His eldest son, Fritz, had sent a telegram from Africa: ‘Shot my fiftieth pachyderm today,’ and, if that were not enough good news, a business communication from the South Australian branch of the General Charitable Works had arrived to say that they had succeeded in setting up a gigantic vat which
could take 10,000 penguins at once and transform them into superb lubricating grease in a few hours.
This put the Honorary President in a most contented mood and, after he had regaled himself with a lavish dinner in his country retreat, he took out the pamphlet once more to read the comic passage about the unreality of the visible world to his lady wife, when he was suddenly called to the telephone and given the horrendous news that a junior clerk by the name of Meier had taken the sum of 3,50 marks from the petty cash, without providing sufficient documentation as to its use.
What incensed him even more than the fact itself was the outrageous attempt by the managing clerk to put in a good word for the embezzler by alluding to his desperate personal difficulties.
There was nothing that infuriated Herr Hinrichsen more — especially as he was on the committee of the Association for the Improvement of National Morality — as theft in any form. In this respect his conscience had become an objective symbol of unbesmirchability throughout the land.
No wonder, then, that when he heard the telephonic bad tidings he literally went pale and could scarcely utter the words, ‘The police! Meier must be locked up right away.’

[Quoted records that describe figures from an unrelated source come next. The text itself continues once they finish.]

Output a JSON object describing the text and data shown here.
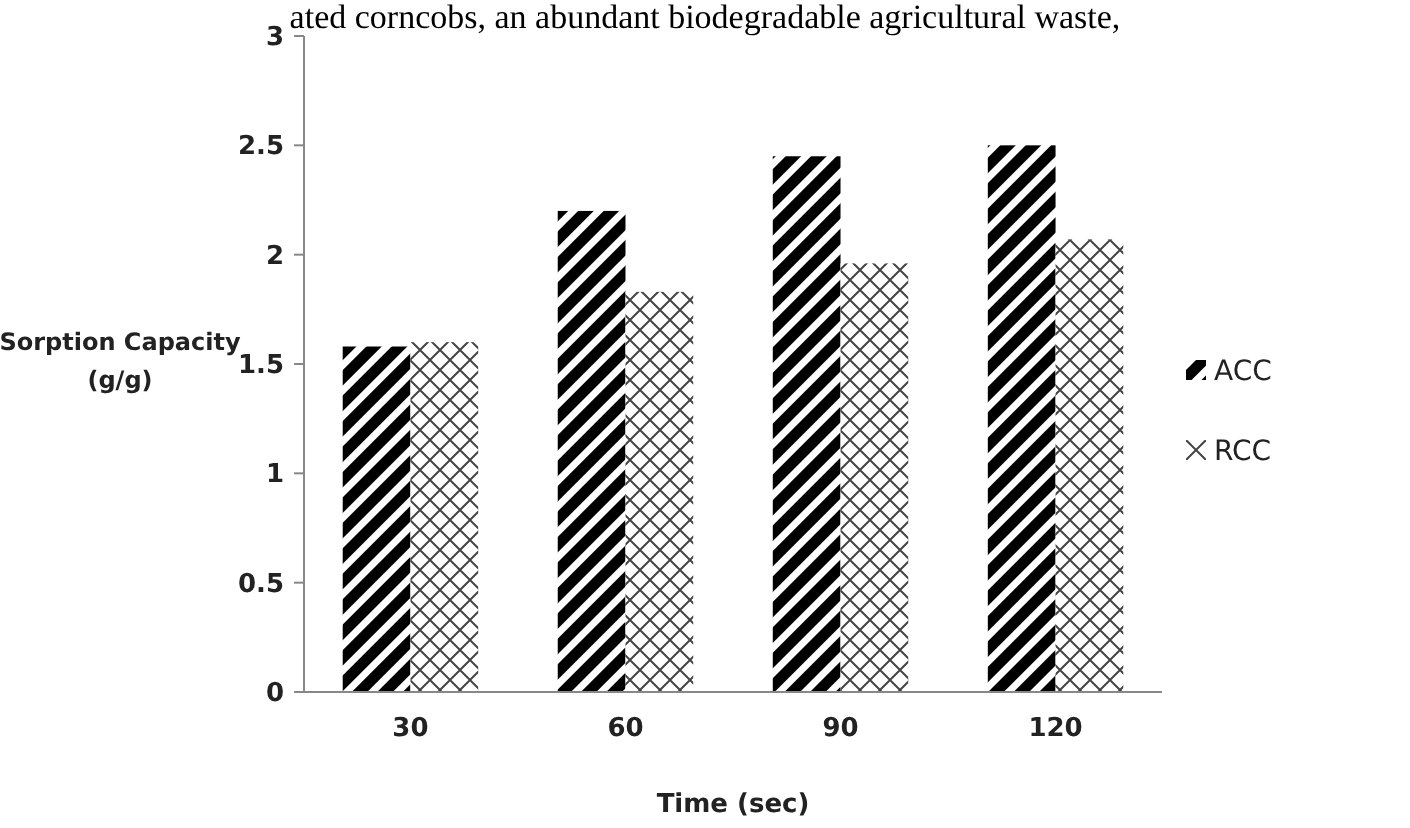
{
  "chart_data": {
    "type": "bar",
    "xlabel": "Time (sec)",
    "ylabel": "Sorption Capacity (g/g)",
    "annotations": [
      "ated corncobs, an abundant biodegradable agricultural waste,"
    ],
    "categories": [
      "30",
      "60",
      "90",
      "120"
    ],
    "series": [
      {
        "name": "ACC",
        "color": "#000000",
        "values": [
          1.58,
          2.2,
          2.45,
          2.5
        ]
      },
      {
        "name": "RCC",
        "color": "#444444",
        "values": [
          1.6,
          1.83,
          1.96,
          2.07
        ]
      }
    ],
    "ylim": [
      0,
      3
    ],
    "yticks": [
      0,
      {
        "value": 0.5,
        "label": "0.5"
      },
      1,
      {
        "value": 1.5,
        "label": "1.5"
      },
      2,
      {
        "value": 2.5,
        "label": "2.5"
      },
      3
    ],
    "grid": false,
    "legend": "right"
  }
}
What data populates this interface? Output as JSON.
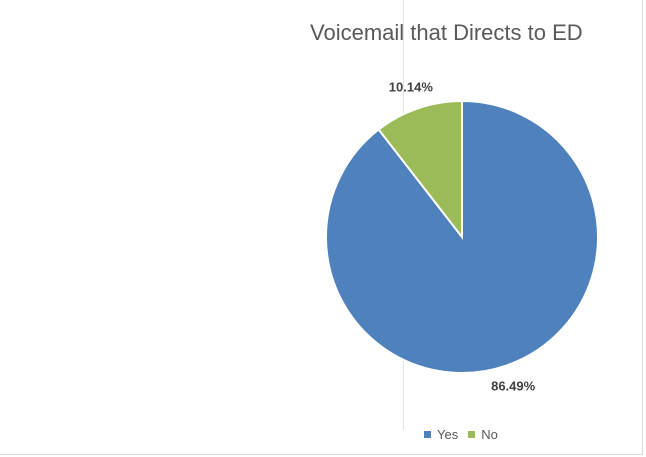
{
  "chart_data": {
    "type": "pie",
    "title": "Voicemail that Directs to ED",
    "categories": [
      "Yes",
      "No"
    ],
    "values": [
      86.49,
      10.14
    ],
    "data_labels": [
      "86.49%",
      "10.14%"
    ],
    "colors": [
      "#4F81BD",
      "#9BBB59"
    ],
    "legend": {
      "position": "bottom",
      "entries": [
        "Yes",
        "No"
      ]
    }
  }
}
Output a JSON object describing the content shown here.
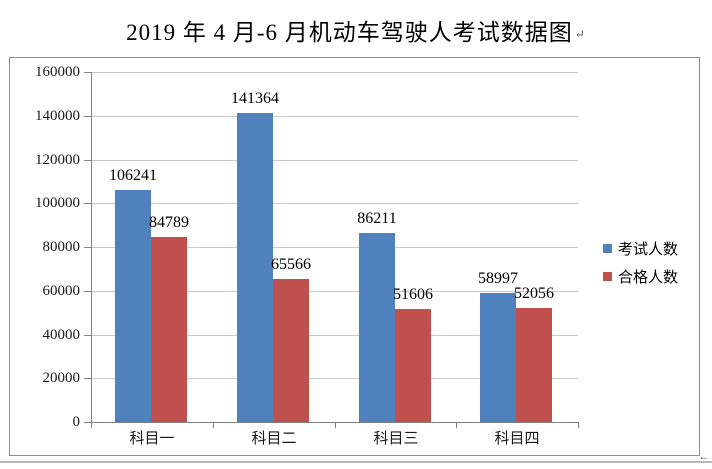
{
  "page": {
    "title": "2019 年 4 月-6 月机动车驾驶人考试数据图",
    "paragraph_mark": "↵",
    "end_mark": "←"
  },
  "chart_data": {
    "type": "bar",
    "title": "2019 年 4 月-6 月机动车驾驶人考试数据图",
    "categories": [
      "科目一",
      "科目二",
      "科目三",
      "科目四"
    ],
    "series": [
      {
        "name": "考试人数",
        "color": "#4F81BD",
        "values": [
          106241,
          141364,
          86211,
          58997
        ]
      },
      {
        "name": "合格人数",
        "color": "#C0504D",
        "values": [
          84789,
          65566,
          51606,
          52056
        ]
      }
    ],
    "xlabel": "",
    "ylabel": "",
    "ylim": [
      0,
      160000
    ],
    "ytick_step": 20000,
    "grid": true,
    "data_labels": true,
    "legend_position": "right"
  }
}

Fiery snakes flashed across the black sky, the thunder was already rumbling menacingly and, with a correspondingly dark expression, the Honorary President emptied the fizzy drink his wife had prepared with her own hands and cajoled him into drinking, saying, ‘Please, please, Charitable Works,’ — tenderly addressing him by her pet name for him — ‘a little sip, just for my sake.’When this had calmed his tattered nerves, she gently pushed him down in the armchair, carefully closed the windows and lowered the richly embroidered blinds, so the lightning could not strike in the room, and tiptoed out.
Gradually the soothing drink had its effect and Morpheus took Herr Hinrichsen’s wounded heart in his arms.
Already the first heavy drops were falling and the harbingers of the approaching storm were howling and rattling at the costly rococo shutters, but the sleeper did not hear them.